Esses pequenos círculos sociais organizados de acordo com o modelo das comunidades
antigas, baseadas na relação de solidariedade, seriam a solução encontrada para a mediação
dos conflitos culturais com outros círculos e, ao mesmo tempo, para a preservação da
individualidade, das heranças culturais e da tradição. A relação entre esses grupos culturais,
portanto, seria marcada por tolerância, mínimo de comunicação, e indiferença. A atitude blasé
que Simmel define como sendo característica da vida mental dos metropolitanos é o que
prevalece na vida social para fora dos pequenos círculos e carrega o potencial para conflitos
quando na proximidade física.
Essa atitude mental dos metropolitanos para com o outro, podemos
chamar, a partir de um ponto de vista formal, de reserva. (...) o aspecto
interior dessa reserva exterior é não apenas a indiferença, mas, mais
frequentemente do que nos damos conta, é uma leve aversão, uma
estranheza e repulsão mútuas, que redundarão em ódio e luta no
momento de um contato mais próximo, ainda que este tenha sido
provocado (SIMMEL, 1967: p.17).
Em cidades densamente povoadas, a proximidade física inevitável força os grupos a
adotarem a relação de simbiose e acomodação entre si, e os problemas serão resolvidos por
regras e leis e não no trato individual e íntimo. Segundo Wirth (1956):
Nesses casos, os grupos humanos conseguem viver lado a lado, como
se fossem plantas e animais na situação conhecida como simbiose.

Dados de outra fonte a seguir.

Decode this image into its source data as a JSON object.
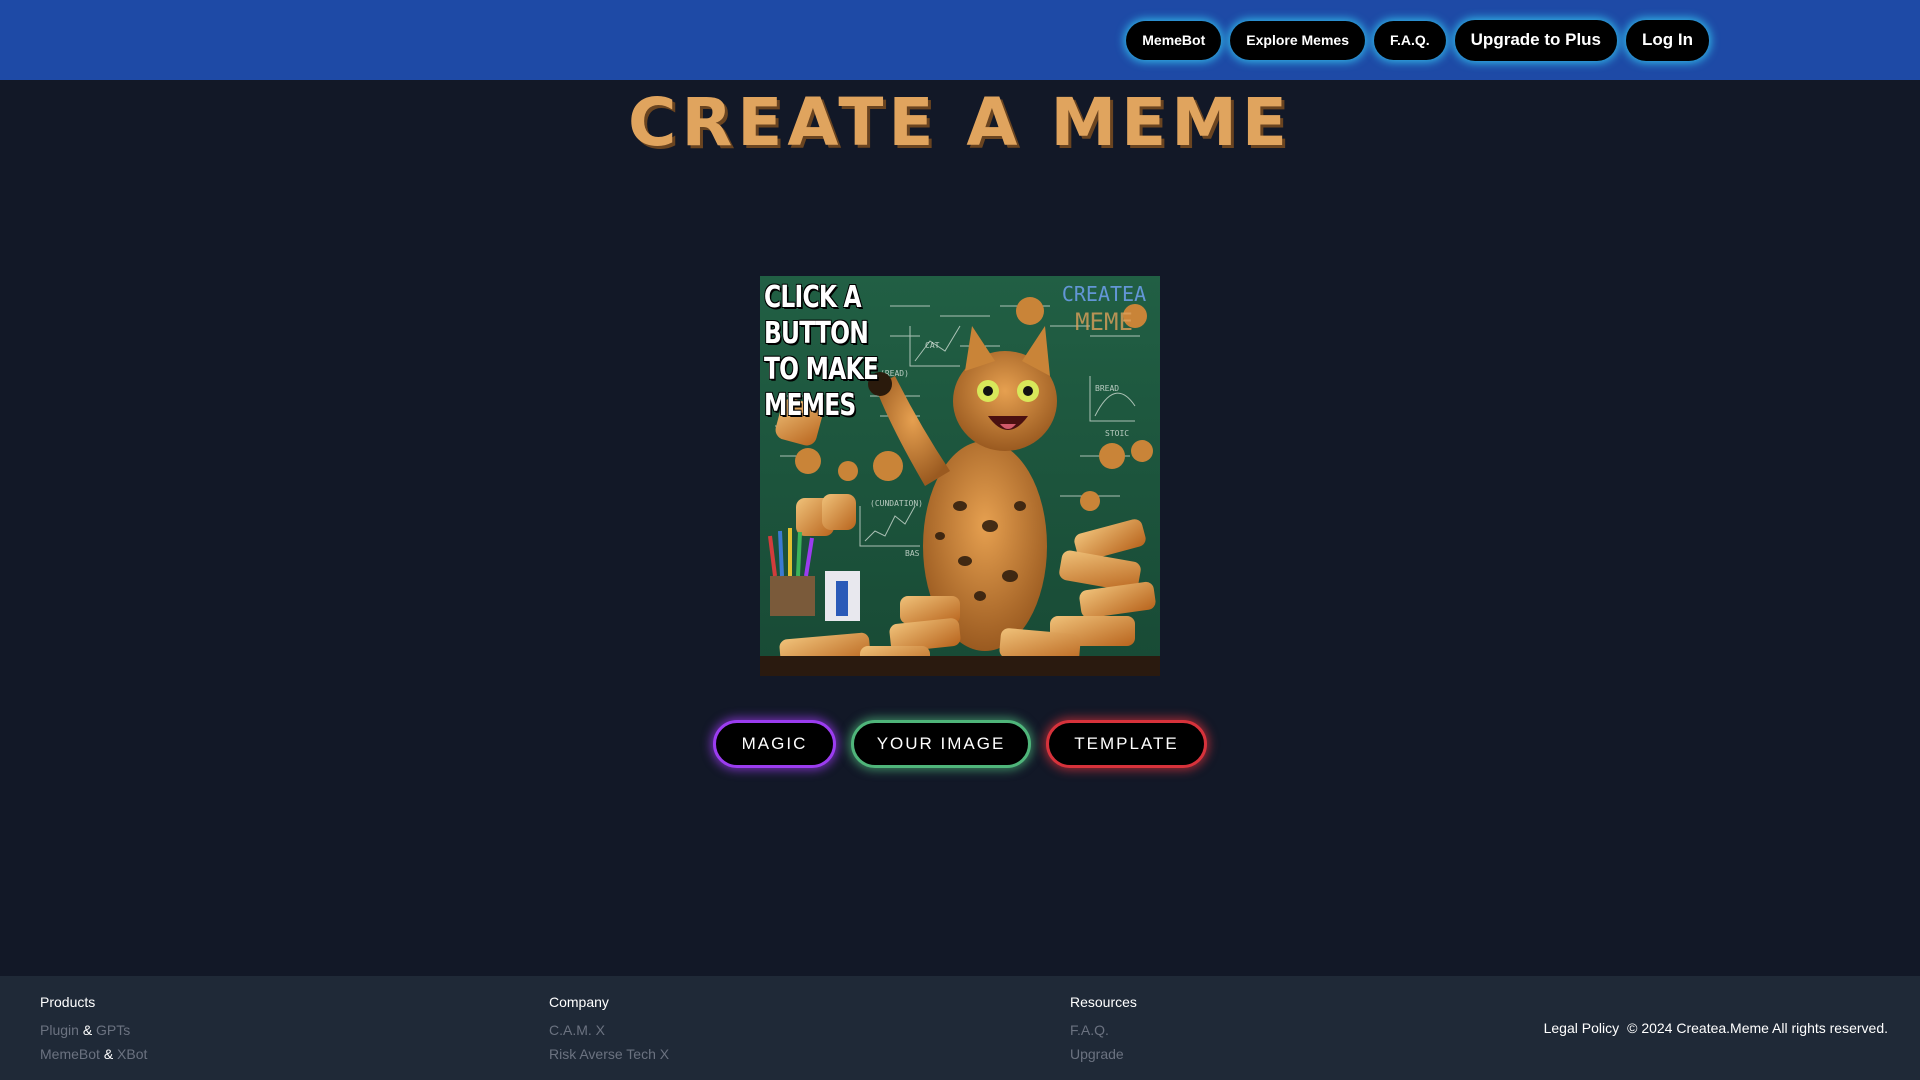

Essa organização entre plantas e animais persiste sem envolvimento de
consciência. Porém, a consciência e sentimentos surgirão no caso dos
seres humanos e cada um dos grupos poderão ocupar um espaço dado
sem perder identidades separadas porque para cada lado é permitido
viver sua vida interna e cada um, de alguma maneira, temerá ou
idealizará a vida do outro. Essa relação é apropriadamente descrita
como acomodação, para distingui-la da assimilação (WIRTH, 1956: p.
282).1
1 WIRTH, 1956 – p. 282. Tradução nossa.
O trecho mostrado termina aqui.